I have the Lagrangian $L=\frac{1}{2}(\dot{x}^2+\dot{y}^2) -7x^2+2xy-\frac{11}{2}y^2$. So the two equations of motion are $\ddot{x}+14x-2y=0$ and $\ddot{y}-2x+11y=0$. Hence the general solution (by using the normal modes method) is
$\vec{x}(t)=\begin{bmatrix} -2 \\ 1 \\ \end{bmatrix}$$\big(\alpha_1\cos(\sqrt{15}t)+\beta_1\sin(\sqrt{15}t)\big) + \begin{bmatrix} 1 \\ 2 \\ \end{bmatrix}$$\big(\alpha_2\cos(\sqrt{10}t)+\beta_2\sin(\sqrt{10}t)\big)$.
But here I am asked to find the normal modes associated with oscillations about $x=y=0$. I suspect that this can be summaried by initial conditions for $\vec{x}(t)$ and $\vec{v}(t)$ but I don't know which ones.
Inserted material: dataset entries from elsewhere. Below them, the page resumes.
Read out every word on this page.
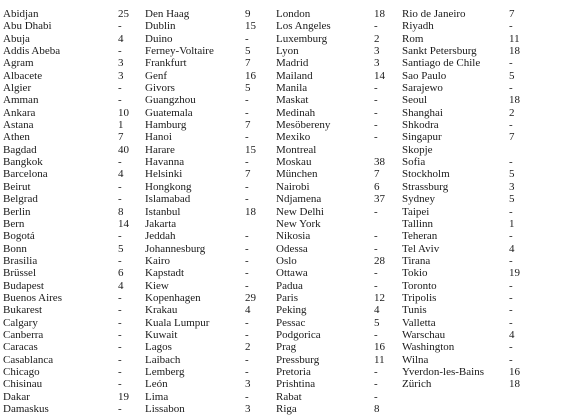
Abidjan	25
Abu Dhabi	-
Abuja	4
Addis Abeba	-
Agram	3
Albacete	3
Algier	-
Amman	-
Ankara	10
Astana	1
Athen	7
Bagdad	40
Bangkok	-
Barcelona	4
Beirut	-
Belgrad	-
Berlin	8
Bern	14
Bogotá	-
Bonn	5
Brasilia	-
Brüssel	6
Budapest	4
Buenos Aires	-
Bukarest	-
Calgary	-
Canberra	-
Caracas	-
Casablanca	-
Chicago	-
Chisinau	-
Dakar	19
Damaskus	-
Den Haag	9
Dublin	15
Duino	-
Ferney-Voltaire	5
Frankfurt	7
Genf	16
Givors	5
Guangzhou	-
Guatemala	-
Hamburg	7
Hanoi	-
Harare	15
Havanna	-
Helsinki	7
Hongkong	-
Islamabad	-
Istanbul	18
Jakarta
Jeddah	-
Johannesburg	-
Kairo	-
Kapstadt	-
Kiew	-
Kopenhagen	29
Krakau	4
Kuala Lumpur	-
Kuwait	-
Lagos	2
Laibach	-
Lemberg	-
León	3
Lima	-
Lissabon	3
London	18
Los Angeles	-
Luxemburg	2
Lyon	3
Madrid	3
Mailand	14
Manila	-
Maskat	-
Medinah	-
Mesöbereny	-
Mexiko	-
Montreal
Moskau	38
München	7
Nairobi	6
Ndjamena	37
New Delhi	-
New York
Nikosia	-
Odessa	-
Oslo	28
Ottawa	-
Padua	-
Paris	12
Peking	4
Pessac	5
Podgorica	-
Prag	16
Pressburg	11
Pretoria	-
Prishtina	-
Rabat	-
Riga	8
Rio de Janeiro	7
Riyadh	-
Rom	11
Sankt Petersburg	18
Santiago de Chile	-
Sao Paulo	5
Sarajewo	-
Seoul	18
Shanghai	2
Shkodra	-
Singapur	7
Skopje
Sofia	-
Stockholm	5
Strassburg	3
Sydney	5
Taipei	-
Tallinn	1
Teheran	-
Tel Aviv	4
Tirana	-
Tokio	19
Toronto	-
Tripolis	-
Tunis	-
Valletta	-
Warschau	4
Washington	-
Wilna	-
Yverdon-les-Bains 16
Zürich	18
As the movement is described by
$$ \ddot X = M\cdot X $$
with $M = T\cdot \Lambda\cdot T^{-1}$ we have
$$ T^{-1}\cdot {\ddot X} = \ddot Z = \Lambda\cdot T^{-1}\cdot X = \Lambda\cdot Z $$
so with a change of coordinates we have the equivalent system
$$ \ddot Z = \Lambda\cdot Z\Rightarrow \cases{\ddot z_1 = \lambda_1 z_1\\ \ddot z_2 = \lambda_2 z_2} $$
and the normal/generator modes are
$$ \cases{ z_1 = \alpha_1\cos\sqrt{\lambda_1 t}+\beta_1\sin\sqrt{\lambda_1}t = \rho_1\cos(\sqrt{\lambda_1}t+\phi_1)\\ z_2 = \alpha_2\cos\sqrt{\lambda_2 t}+\beta_2\sin\sqrt{\lambda_2}t = \rho_2\cos(\sqrt{\lambda_2}t+\phi_2)} $$